Hermione los miró con reproche.

— Podríamos haber sido expulsados. Que no os oigan quejaros de los castigos, no vayan a arrepentirse y echarse atrás...

— No os van a expulsar — intervino Fred. Harry no se había dado cuenta de que estaba escuchando su conversación.

Tendría que habérselo imaginado, pues todos los Weasley se encontraban a su alrededor, de pie, charlando entre ellos y con los miembros de la Orden. Ninguno había iniciado el camino hacia fuera del comedor todavía, lo que contrastaba mucho con el alumnado general, que prácticamente había volado hacia las puertas.

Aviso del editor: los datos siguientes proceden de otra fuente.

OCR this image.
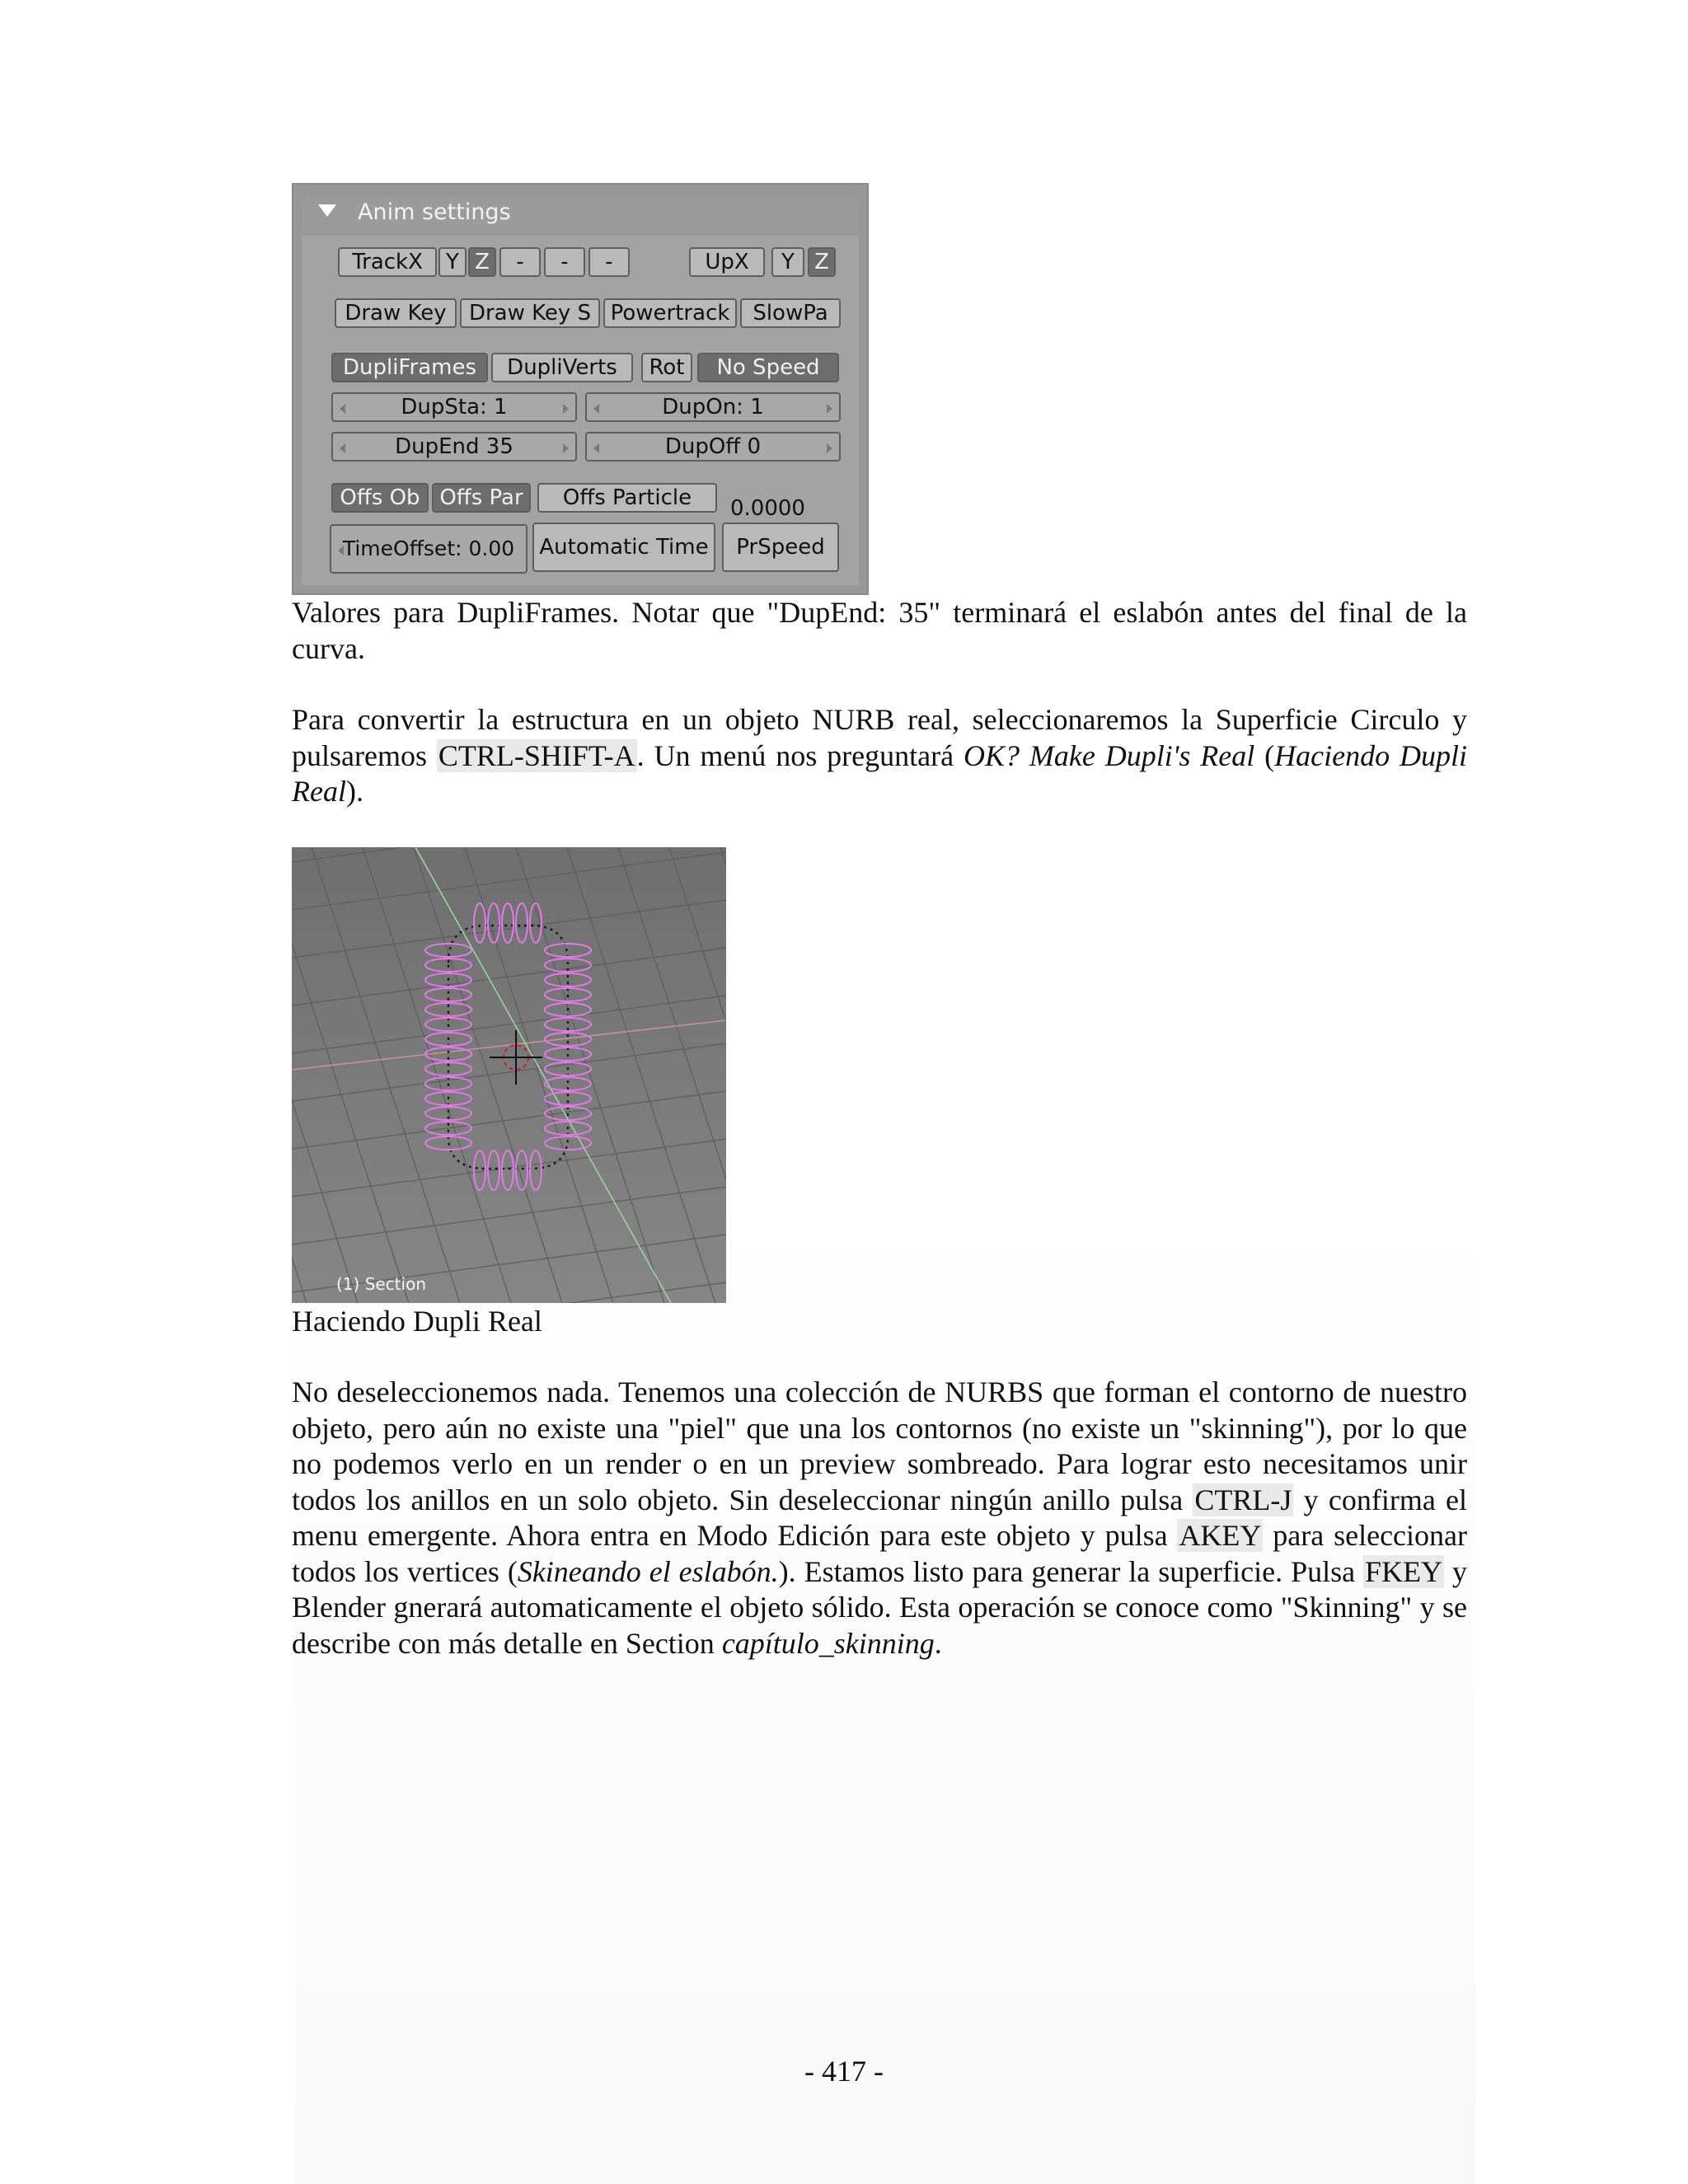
Anim settings
TrackX	Y Z	-	-	-	UpX	Y Z
Draw Key	Draw Key S Powertrack	SlowPa
DupliFrames	DupliVerts	Rot	No Speed
DupSta: 1	DupOn: 1
DupEnd 35	DupOff 0
Offs Ob Offs Par	Offs Particle	0.0000
TimeOffset: 0.00	Automatic Time	PrSpeed

Valores para DupliFrames. Notar que "DupEnd: 35" terminará el eslabón antes del final de la curva.

Para convertir la estructura en un objeto NURB real, seleccionaremos la Superficie Circulo y pulsaremos CTRL-SHIFT-A. Un menú nos preguntará OK? Make Dupli's Real (Haciendo Dupli Real).

(1) Section

Haciendo Dupli Real

No deseleccionemos nada. Tenemos una colección de NURBS que forman el contorno de nuestro objeto, pero aún no existe una "piel" que una los contornos (no existe un "skinning"), por lo que no podemos verlo en un render o en un preview sombreado. Para lograr esto necesitamos unir todos los anillos en un solo objeto. Sin deseleccionar ningún anillo pulsa CTRL-J y confirma el menu emergente. Ahora entra en Modo Edición para este objeto y pulsa AKEY para seleccionar todos los vertices (Skineando el eslabón.). Estamos listo para generar la superficie. Pulsa FKEY y Blender gnerará automaticamente el objeto sólido. Esta operación se conoce como "Skinning" y se describe con más detalle en Section capítulo_skinning.

- 417 -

— Deja de preocuparte tanto, Hermione — siguió Fred. —Creo que podrías prenderle fuego a la barba de Dumbledore y ni así te expulsarían.

Hermione soltó un bufido de indignación, pero Harry y Ron rieron.

— Vámonos de aquí antes de que venga McGonagall y nos obligue a ir con ella — dijo Ron.

No habían dado ni dos pasos cuando escucharon una voz:

— Esperad, esperad. — Era la señora Weasley, que de pronto parecía algo agitada. — ¿Dónde vais?

— A dar una vuelta — respondió Ron. Se giró para mirar a Hermione y Harry. — ¿A dónde queréis ir?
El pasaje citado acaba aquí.